In an EconoLog post 10 months ago, I commented on a Wall Street Journal report that Yahya Sinwar understood “the Israeli psyche” after spending nearly two decades in jail in that country. He was the Hamas leader thought to have planned the operation that massacred 1200 Israelis and took more than 200 hostages, most of them civilians, on October 7, 2023. I suggested that, if one plans to organize something like that, one should understand methodological individualism rather than focus on some imaginary collective psyche (“Methodological Individualism and the Hamas Ruler,” December 14, 2023). I wrote:
If Hamas ruler Yahya Sinwar had learned methodological individualism, things would be different. He might have been tempted by a broader individualist philosophy and might have treated “his” people in Gaza better, including by not using them as human shields and not spending public money on tunnels. But even if he had only known methodological individualism, his life might not be on the line right now.

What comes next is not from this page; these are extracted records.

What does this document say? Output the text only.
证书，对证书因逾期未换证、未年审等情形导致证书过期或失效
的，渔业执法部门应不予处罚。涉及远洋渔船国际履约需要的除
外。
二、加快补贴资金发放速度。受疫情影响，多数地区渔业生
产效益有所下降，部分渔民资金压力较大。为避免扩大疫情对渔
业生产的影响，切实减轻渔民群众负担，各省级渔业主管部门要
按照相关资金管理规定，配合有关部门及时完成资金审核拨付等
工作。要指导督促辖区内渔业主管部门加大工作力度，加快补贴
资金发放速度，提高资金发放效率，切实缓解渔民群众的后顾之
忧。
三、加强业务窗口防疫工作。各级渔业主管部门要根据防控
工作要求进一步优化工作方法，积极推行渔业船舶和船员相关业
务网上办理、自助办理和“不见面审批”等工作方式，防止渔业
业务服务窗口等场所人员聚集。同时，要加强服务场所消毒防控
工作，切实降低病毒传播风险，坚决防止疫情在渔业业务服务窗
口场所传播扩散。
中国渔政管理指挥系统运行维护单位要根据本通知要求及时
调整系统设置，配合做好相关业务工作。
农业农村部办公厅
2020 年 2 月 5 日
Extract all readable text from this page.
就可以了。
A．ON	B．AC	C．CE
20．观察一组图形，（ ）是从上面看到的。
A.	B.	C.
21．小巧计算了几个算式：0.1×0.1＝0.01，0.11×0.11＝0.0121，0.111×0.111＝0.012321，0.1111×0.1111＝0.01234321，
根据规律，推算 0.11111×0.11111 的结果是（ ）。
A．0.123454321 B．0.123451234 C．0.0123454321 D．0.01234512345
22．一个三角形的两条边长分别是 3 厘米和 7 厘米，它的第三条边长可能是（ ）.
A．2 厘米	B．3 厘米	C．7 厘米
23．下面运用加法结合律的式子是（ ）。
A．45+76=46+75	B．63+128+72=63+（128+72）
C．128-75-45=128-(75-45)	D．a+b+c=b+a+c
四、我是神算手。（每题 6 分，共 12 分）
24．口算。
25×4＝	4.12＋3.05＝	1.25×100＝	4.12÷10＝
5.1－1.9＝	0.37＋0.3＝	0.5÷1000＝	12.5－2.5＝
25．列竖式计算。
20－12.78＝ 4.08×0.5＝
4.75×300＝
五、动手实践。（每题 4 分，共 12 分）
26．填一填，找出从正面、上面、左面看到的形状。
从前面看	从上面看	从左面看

Methodological individualism is essential to understanding social groups (the Israeli society, for example) and organizations (the Israeli government). There was a high probability that the political incentives on the other side (and in Iran) would result in a forceful military response, which would be detrimental to the poor Gazeans and to himself. Incentives always boil down to individual incentives. It wasn’t sure that the response would respect proper moral restraints vis-à-vis civilians, but that was very likely not part of the terrorist’s concerns; it should be part of an individualist’s concerns, though.
Sinwar, who later became Hamas’s chief ruler, was killed by the IDF on Wednesday.